“I’m a gun owner.” Oh brother. How many pro-gun control articles start with the author’s declaration that they own guns? Or, in many cases, a gun. It’s a sure sign that the writer supports firearms freedom like Gemma Massey supports Sharia law. “I was in a gun shop and shooting range last week,” toymaker turned Wall Street Journal columnist Rhett Power continues. “A man came in with his daughter who looked no more than 8 years old. She quickly spotted a pink handgun on display. She was convinced that it was a toy and told her father that she wanted to hold it. I asked the sales clerk if this was common, and he said that kids always think the pink guns are toys.” Uh-oh . . .
That was apparently the case on Feb. 1, when a 3-year-old boy in Greenville, S.C., was killed with a handgun kept in the house by his mother. Police said that Tmorej Smith and his 7-year-old sister had been playing with the handgun. It was pink. The investigators said that the kids thought it was a toy.

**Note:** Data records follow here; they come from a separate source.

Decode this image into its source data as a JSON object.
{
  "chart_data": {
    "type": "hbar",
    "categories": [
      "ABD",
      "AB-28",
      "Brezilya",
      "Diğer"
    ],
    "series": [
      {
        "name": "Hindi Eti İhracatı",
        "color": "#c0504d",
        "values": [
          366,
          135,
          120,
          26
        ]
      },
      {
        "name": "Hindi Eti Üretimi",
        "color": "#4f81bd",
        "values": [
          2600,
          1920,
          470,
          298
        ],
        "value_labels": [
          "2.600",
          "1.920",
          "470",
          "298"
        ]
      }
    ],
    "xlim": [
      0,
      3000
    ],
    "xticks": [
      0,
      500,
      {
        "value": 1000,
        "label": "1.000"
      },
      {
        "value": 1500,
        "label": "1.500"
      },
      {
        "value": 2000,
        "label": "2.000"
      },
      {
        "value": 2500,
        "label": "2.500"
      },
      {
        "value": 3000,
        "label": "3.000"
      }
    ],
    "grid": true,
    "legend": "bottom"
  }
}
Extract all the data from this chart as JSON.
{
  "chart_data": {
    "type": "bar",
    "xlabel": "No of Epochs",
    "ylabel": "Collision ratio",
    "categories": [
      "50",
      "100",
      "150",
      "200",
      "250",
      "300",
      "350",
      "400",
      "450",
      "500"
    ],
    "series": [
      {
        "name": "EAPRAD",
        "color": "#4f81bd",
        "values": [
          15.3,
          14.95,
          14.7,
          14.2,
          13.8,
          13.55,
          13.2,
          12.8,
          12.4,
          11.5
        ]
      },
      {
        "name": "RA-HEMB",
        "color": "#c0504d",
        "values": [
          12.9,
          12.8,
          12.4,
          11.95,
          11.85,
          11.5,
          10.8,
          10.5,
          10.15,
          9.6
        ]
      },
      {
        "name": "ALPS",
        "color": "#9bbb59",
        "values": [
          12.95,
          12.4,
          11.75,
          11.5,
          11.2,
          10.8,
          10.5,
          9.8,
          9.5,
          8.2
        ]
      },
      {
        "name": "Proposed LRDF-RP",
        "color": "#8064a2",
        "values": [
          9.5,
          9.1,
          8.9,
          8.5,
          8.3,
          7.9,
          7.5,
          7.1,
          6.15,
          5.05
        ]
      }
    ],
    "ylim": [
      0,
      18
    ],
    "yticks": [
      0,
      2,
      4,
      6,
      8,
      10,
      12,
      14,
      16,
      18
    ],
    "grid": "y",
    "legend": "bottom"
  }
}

As a businessman who makes children’s toys, I am appalled by this aspect of the firearms industry. Toymakers are extremely regulated, and for good reason—no one wants kids to get hurt. In the case of toy guns, manufacturers since the late 1980s have been required by federal law to use distinctive “blaze orange” barrel plugs or markings to ensure that the toys are not mistaken for the real thing. I don’t make toy guns, but I certainly understand the rule: There were too many tragic stories involving young people killed by someone who mistook the child’s toy for a loaded weapon.
Is it me or does that “extremely regulated, and for good reason” bit sound a bit kinky? What business welcomes government regulation, save one that [rightly] views it as a barrier to entry to competition?
Anyway, you can guess the rest. Stop making pink guns! Stop making brightly colored guns! Do it for the children! But don’t get to thinking it’s about gun control . . .
Let me get this straight: Children are not allowed to have toy guns that look like the real thing, but adults are allowed to have the real thing that looks like a toy? That has got to change. This isn’t about “gun control,” it’s about something closer to simple decency.
No it’s about personal responsibility. It’s my job to teach my children gun safety, so they can tell the difference between a toy gun and a real firearm; no matter what the gun’s color.
It’s also about freedom. Not to coin a phrase, but those who would give up essential liberty to purchase a little temporary safety deserve neither liberty nor safety.
Liberty? The freedom to buy pink guns? Yes. In the same sense that I don’t want the government regulating where a supermarket places the Cocoa Puffs or what size soft drink a store can sell or what my child should and shouldn’t eat, I don’t want the state regulating gun colors.
First it’s gun colors, then it’s safety features, then it’s safe storage laws, then it’s age limits, then it’s ammo types, then it’s types of targets, etc. It’s not for nothing they’re called Safety Nazis.
Notice I used the word “stop” instead of “ban” above. Mr. Power didn’t have the cojones to come out and say the government should intervene and ban brightly colored guns. But you don’t have to be a gun control advocate to read between the lines.
The website PackingPretty.com recently reported that “pink guns are flying off the shelves at gun stores.” As a business owner, I get it. Pink guns sell, and this is why the manufacturers keep producing them. It makes business sense. But what about responsibility as corporate citizens?
The corporation as a buffer between stupid people and a tyrannical government. Yeah. No. But I do fancy one of those Hello Kitty ARs—for reasons I can’t explain. And shouldn’t have to. To anyone. Ever.